Avec ces quelques lignes, Rabbi Na’hman détruit une fausse vision, résultante de l’exil, de notre relation avec le Créateur. Certains pensent que D-ieu est penché sur leur cas et en fonction de leurs bonnes ou mauvaises actions, Il décide de donner ou de ne pas donner. Il en résulte une certaine amertume lorsqu’ils manquent de ce dont ils ont besoin. Et il faut bien avouer qu’il est difficile d’aimer un tel D-ieu, même si l’on reconnaît que Sa décision de ne pas donner est certainement justifiée. Difficile de l’aimer car on L’imagine comme un roi éloigné de nos préoccupations.

Cette idée est complètement fausse car de Son côté, Dieu ne cesse de nous envoyer abondances et bénédictions, et Rabbi Na’hman explique par ailleurs qu’Il souffre lorsque nous souffrons. Imaginons alors Sa souffrance lorsqu’Il devine à l’intérieur de nous ce sentiment d’injustice qui nous fait penser qu’Il ne nous aime pas vraiment alors qu’en vérité nous sommes pour Lui ce qu’Il a de plus cher. Preuve en est qu’Il n’a pas cessé de nous donner et encore donner. Seulement c’est nous qui n’avons pas su recevoir. Et cette erreur a eu lieu depuis la faute originelle. Adam partit du jardin d’Eden, sûr que Di-eu ne l’aimait plus. Pourtant les sages enseignent que s’il avait simplement demandé à rester, D-ieu aurait accepté. Pourquoi ? Par amour tout simplement.

Nous comprenons alors que l’aspect le plus tragique de la faute est de nous séparer du Créateur à un point où on n’arrive plus à croire à Son amour. Et quand on n’y croit plus, on ne Lui laisse pas la possibilité de l’exprimer tel qu’il est. On le voile dans des lois de la nature qui ne nous réussissent pas toujours, même si à la fin du compte tout se transformera pour le bien. En attendant il est tellement dommage d’avoir autant souffert, aussi bien nous que Lui.

C’est la raison pour laquelle les secrets de la Tora sont appelés Qabala qui signifie recevoir. Parce que la délivrance finale consiste à apprendre à recevoir, à ne plus L’empêcher de donner et à Lui permettre enfin d’exprimer dans les faits Son amour infini et gratuit. Ainsi on comprend mieux pourquoi les sages enseignent que la délivrance finale se réalisera grâce à l’amour gratuit.

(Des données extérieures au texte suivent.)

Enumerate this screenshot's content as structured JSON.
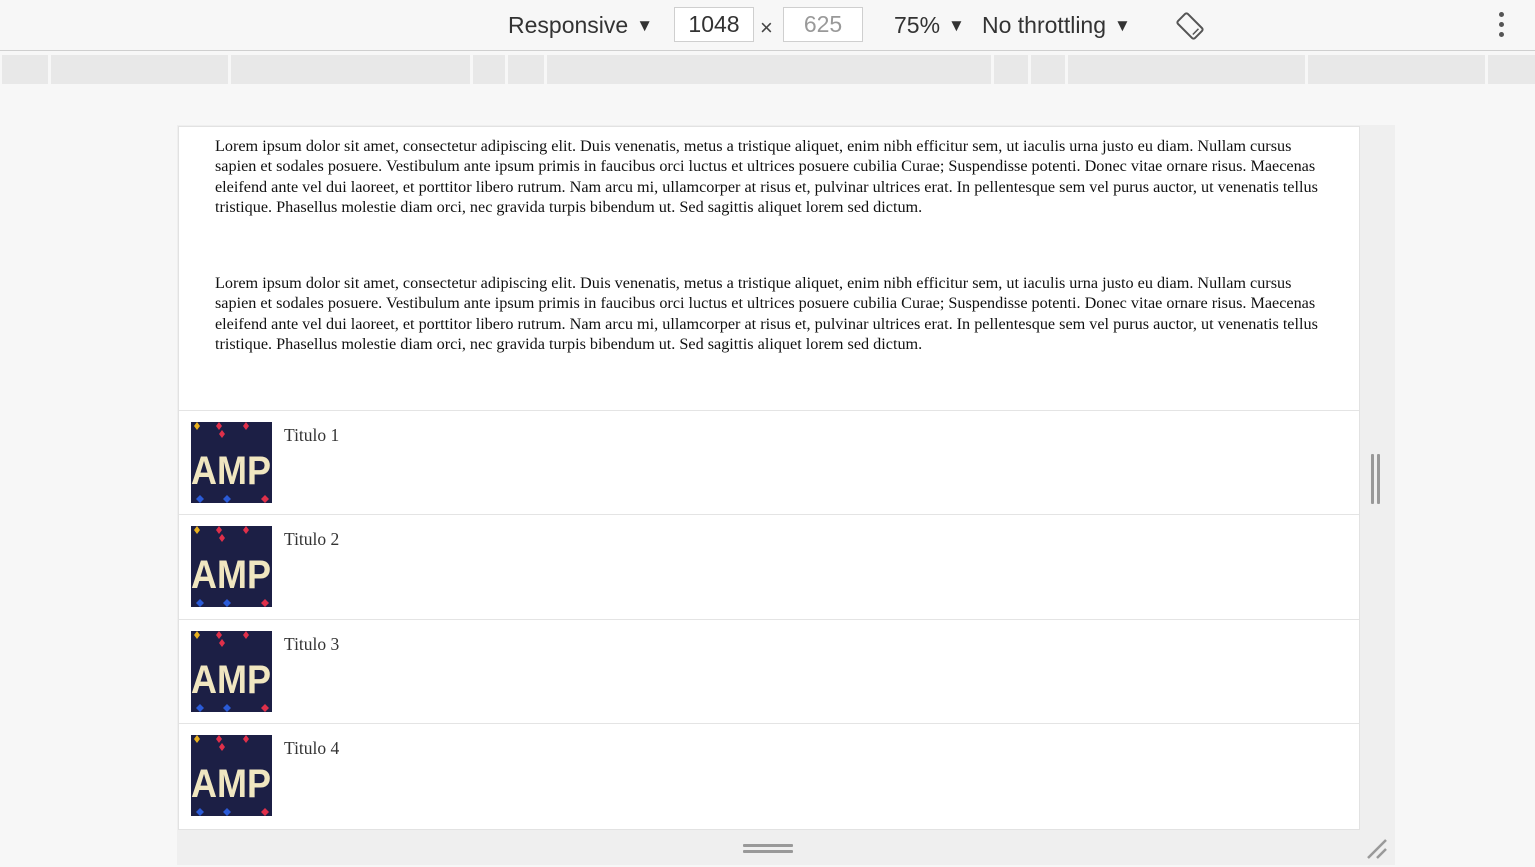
{
  "toolbar": {
    "device_label": "Responsive",
    "width_value": "1048",
    "height_placeholder": "625",
    "times": "×",
    "zoom_label": "75%",
    "throttling_label": "No throttling",
    "dropdown_arrow": "▼",
    "rotate_icon": "rotate-device-icon",
    "more_icon": "more-vertical-icon"
  },
  "content": {
    "paragraphs": [
      "Lorem ipsum dolor sit amet, consectetur adipiscing elit. Duis venenatis, metus a tristique aliquet, enim nibh efficitur sem, ut iaculis urna justo eu diam. Nullam cursus sapien et sodales posuere. Vestibulum ante ipsum primis in faucibus orci luctus et ultrices posuere cubilia Curae; Suspendisse potenti. Donec vitae ornare risus. Maecenas eleifend ante vel dui laoreet, et porttitor libero rutrum. Nam arcu mi, ullamcorper at risus et, pulvinar ultrices erat. In pellentesque sem vel purus auctor, ut venenatis tellus tristique. Phasellus molestie diam orci, nec gravida turpis bibendum ut. Sed sagittis aliquet lorem sed dictum.",
      "Lorem ipsum dolor sit amet, consectetur adipiscing elit. Duis venenatis, metus a tristique aliquet, enim nibh efficitur sem, ut iaculis urna justo eu diam. Nullam cursus sapien et sodales posuere. Vestibulum ante ipsum primis in faucibus orci luctus et ultrices posuere cubilia Curae; Suspendisse potenti. Donec vitae ornare risus. Maecenas eleifend ante vel dui laoreet, et porttitor libero rutrum. Nam arcu mi, ullamcorper at risus et, pulvinar ultrices erat. In pellentesque sem vel purus auctor, ut venenatis tellus tristique. Phasellus molestie diam orci, nec gravida turpis bibendum ut. Sed sagittis aliquet lorem sed dictum."
    ],
    "list": [
      {
        "title": "Titulo 1",
        "thumb_text": "AMP"
      },
      {
        "title": "Titulo 2",
        "thumb_text": "AMP"
      },
      {
        "title": "Titulo 3",
        "thumb_text": "AMP"
      },
      {
        "title": "Titulo 4",
        "thumb_text": "AMP"
      }
    ]
  },
  "colors": {
    "thumb_bg": "#1c1f45",
    "thumb_text": "#f0e6c0",
    "accent_red": "#e0304a",
    "accent_yellow": "#e8b020",
    "accent_blue": "#2a5bd7"
  }
}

Cette perception de l’amour divin infini fut ressentie de manière quasi extatique par le peuple d’Israël lorsqu’il traversa la mer, perception commentée par nos sages qui disent que même la plus simple des servantes a vu plus que le prophète Yé’hezkel lors de la traversée.

Alors à nous de faire vivre cet amour en aimant gratuitement, soi-même, les autres, la Tora, notre terre et surtout D-ieu. Ainsi on arrivera à ressentir qu’Il nous pardonne toujours, qu’Il donne toujours et on pourra enfin recevoir la réalisation de toutes les promesses qu’Il nous a faites. Cela ne dépend que de nous et c’est le véritable secret.


Ce Dvar Tora est dédié à la guérison de Ya'aqov ben Audrey.